Des débats ont eu lieu hier sur la motion présentée en Cour criminelle intermédiaire sur la motion de Showkutally Soodhun contestant l’admissibilité des photos qu’ont remises à la police deux photographes travaillant pour le compte du groupe de presse La Sentinelle Ltd. Il s’agit d’une des pièces contenue dans le dossier à charge dans le procès initié par le ministère public contre M. Soodhun et deux autre membres du MSM pour manifestation illégale.
Le député du MSM Showkutally Soodhun, l’ancien maire de Quatre-Bornes Maheswarsing Khemloliva (plus connu comme Shyam) et Beejaye Soomye sont poursuivis pour « taking part in a gathering without notice to the Commissioner of Police » en violation des dispositions de la Public Gathering Act. Le délit présumé remonte au 2 mai 2009. Le procès est entendu par les magistrates Niroshini Ramsoondur et Wendy Rangan.
Lors de l’audience d’hier, deux photographes de presse ont été appelés à la barre des témoins afin qu’ils situent le contexte dans lequel ils ont remis aux enquêteurs de la police des images filmées et un album de photos sur la manifestation qui s’était tenue devant les bureaux de La Sentinelle, à la rue Brown-Séquard, Port-Louis, où se trouvent, au rez-de-chaussée, les studios de Radio One.
Les deux témoins ont été interrogés par Me Jean-Michel Teng Ted Foo Ah Sen, avocat, assisté de Me Medaven Armoogum, de la poursuite, et contre-interrogés par Me Gavin Glover, avocat de M. Soodhun.
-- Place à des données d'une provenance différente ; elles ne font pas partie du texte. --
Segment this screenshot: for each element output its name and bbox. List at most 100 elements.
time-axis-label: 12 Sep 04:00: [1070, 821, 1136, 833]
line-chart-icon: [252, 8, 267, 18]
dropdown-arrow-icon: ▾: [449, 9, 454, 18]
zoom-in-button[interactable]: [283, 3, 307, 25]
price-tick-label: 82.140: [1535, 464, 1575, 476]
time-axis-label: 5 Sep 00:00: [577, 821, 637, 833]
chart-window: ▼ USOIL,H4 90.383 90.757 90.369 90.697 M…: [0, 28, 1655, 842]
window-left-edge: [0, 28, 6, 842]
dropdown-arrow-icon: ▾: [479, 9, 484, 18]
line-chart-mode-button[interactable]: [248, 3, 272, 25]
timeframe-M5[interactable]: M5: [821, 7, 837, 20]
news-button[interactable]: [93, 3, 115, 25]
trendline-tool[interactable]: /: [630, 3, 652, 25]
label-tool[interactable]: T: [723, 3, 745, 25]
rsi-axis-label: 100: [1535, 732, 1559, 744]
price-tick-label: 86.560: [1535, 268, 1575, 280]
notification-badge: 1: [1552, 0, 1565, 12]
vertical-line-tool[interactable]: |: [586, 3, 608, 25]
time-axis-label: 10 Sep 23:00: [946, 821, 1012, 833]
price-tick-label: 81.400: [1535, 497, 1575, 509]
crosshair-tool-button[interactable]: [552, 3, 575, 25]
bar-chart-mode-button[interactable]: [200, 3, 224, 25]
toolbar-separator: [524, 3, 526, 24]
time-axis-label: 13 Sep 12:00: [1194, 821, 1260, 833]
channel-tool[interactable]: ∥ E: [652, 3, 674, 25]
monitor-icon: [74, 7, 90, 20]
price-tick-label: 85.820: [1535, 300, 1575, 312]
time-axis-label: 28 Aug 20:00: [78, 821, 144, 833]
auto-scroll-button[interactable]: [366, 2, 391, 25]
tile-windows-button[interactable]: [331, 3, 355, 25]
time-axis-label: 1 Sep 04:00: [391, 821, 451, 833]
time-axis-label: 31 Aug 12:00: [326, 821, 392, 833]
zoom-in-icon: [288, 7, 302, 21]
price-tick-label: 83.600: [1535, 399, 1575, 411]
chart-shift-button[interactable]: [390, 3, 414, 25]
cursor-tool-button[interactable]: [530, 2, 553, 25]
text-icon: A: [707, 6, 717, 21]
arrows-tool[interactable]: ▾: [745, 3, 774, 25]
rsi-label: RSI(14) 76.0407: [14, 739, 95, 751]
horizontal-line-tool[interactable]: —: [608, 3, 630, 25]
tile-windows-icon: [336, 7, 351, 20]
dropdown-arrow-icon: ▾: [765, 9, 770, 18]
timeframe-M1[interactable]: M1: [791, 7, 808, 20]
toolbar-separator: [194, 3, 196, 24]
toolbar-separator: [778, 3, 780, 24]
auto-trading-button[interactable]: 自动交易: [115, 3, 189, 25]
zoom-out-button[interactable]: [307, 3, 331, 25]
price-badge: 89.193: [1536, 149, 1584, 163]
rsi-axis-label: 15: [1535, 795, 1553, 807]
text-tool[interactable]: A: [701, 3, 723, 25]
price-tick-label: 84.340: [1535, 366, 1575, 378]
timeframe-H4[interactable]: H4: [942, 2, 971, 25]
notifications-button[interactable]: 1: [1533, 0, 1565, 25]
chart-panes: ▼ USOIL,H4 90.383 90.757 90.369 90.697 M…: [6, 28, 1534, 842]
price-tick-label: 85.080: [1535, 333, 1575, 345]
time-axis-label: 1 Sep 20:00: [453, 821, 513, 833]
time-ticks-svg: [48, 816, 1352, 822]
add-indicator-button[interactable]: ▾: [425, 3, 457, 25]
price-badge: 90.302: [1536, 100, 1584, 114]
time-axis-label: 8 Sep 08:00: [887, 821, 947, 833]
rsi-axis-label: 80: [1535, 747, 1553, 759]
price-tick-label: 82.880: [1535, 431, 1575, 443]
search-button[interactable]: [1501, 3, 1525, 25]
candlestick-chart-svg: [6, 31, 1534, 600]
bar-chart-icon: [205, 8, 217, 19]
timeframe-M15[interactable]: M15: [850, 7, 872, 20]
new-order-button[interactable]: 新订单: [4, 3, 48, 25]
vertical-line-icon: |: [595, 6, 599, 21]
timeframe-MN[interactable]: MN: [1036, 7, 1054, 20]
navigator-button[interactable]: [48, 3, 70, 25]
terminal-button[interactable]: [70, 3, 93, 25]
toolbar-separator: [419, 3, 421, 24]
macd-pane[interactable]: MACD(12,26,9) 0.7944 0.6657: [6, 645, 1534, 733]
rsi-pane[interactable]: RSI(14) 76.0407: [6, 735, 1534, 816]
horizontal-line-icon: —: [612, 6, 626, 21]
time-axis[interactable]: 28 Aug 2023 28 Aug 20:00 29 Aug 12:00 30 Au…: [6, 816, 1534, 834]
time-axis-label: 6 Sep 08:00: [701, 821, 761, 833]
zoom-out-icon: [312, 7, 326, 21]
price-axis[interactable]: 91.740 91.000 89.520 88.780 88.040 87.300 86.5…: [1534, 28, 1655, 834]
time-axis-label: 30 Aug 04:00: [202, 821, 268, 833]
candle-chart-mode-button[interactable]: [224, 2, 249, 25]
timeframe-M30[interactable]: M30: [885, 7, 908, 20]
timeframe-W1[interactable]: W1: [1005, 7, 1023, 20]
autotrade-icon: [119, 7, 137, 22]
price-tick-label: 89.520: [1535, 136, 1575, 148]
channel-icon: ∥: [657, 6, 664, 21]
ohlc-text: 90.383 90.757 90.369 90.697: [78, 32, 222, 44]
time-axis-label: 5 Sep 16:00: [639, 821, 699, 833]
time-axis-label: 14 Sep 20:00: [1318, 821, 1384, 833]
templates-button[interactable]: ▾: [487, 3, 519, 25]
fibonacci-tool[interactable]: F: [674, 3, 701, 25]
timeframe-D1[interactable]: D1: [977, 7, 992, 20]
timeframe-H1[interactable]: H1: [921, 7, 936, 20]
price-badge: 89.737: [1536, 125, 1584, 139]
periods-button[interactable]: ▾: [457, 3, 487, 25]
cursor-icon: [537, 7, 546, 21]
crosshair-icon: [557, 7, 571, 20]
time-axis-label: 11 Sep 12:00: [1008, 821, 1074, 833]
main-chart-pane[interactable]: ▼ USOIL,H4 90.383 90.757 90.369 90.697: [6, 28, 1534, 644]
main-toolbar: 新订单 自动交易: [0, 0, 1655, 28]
L’inspecteur Nutcheram du Central CID a également déposé.
Pour Me Glover, ces images, telles qu’elles ont été remises à la police, ne peuvent être retenues comme pièces pouvant établir la culpabilité des accusés. Résumant ce qu’ont déclaré les deux employés de La Sentinelle, il rappelle qu’ils ont transféré les images reçues sur pellicule sur le disque dur de leur ordinateur. Puis, ils ont gravé des CD avant, tout au moins en ce qu’il s’agit des photos, d’imprimer celles-ci pour finalement remettre à la police un CD contenant un film et un album de photos. Il s’agit pour lui d’une version de troisième génération.
Me Glover trouve que les enquêteurs auraient dû en premier lieu saisir les appareils et les équipements informatiques de la compagnie. « Did they don’t know what the Supreme Court said in the Bacha’s case ? » se demande-t-il, quand il a évoqué la nécessité de détenir des pièces originales.
Les magistrates ont annoncé leur ruling pour le 8 août prochain.
Soulignons que les accusés ont plaidé non coupable à l’accusation. Le président du MSM a retenu les services de Me Gavin Glover (SC), alors que Beejaye Soomye et Maheswarsing Khemloliva sont défendus par Mes Ravi Yerrigadoo, Manoj Seeburn et Roubina Jaddoo.
Rappelons qu’environ 150 personnes avaient manifesté le 2 mai 2009 contre un article paru dans le journal l’express. Elles reprochaient au quotidien du matin d’avoir sous-évalué la foule que le MSM avait réuni lors du meeting du 1er-Mai à Saint-Pierre. Des vitres avaient volé en éclat et la police avait été mandée sur les lieux pour calmer les manifestants. Des copies du quotidien avaient été brûlées devant Radio One et les anciens locaux de la rédaction de l’express.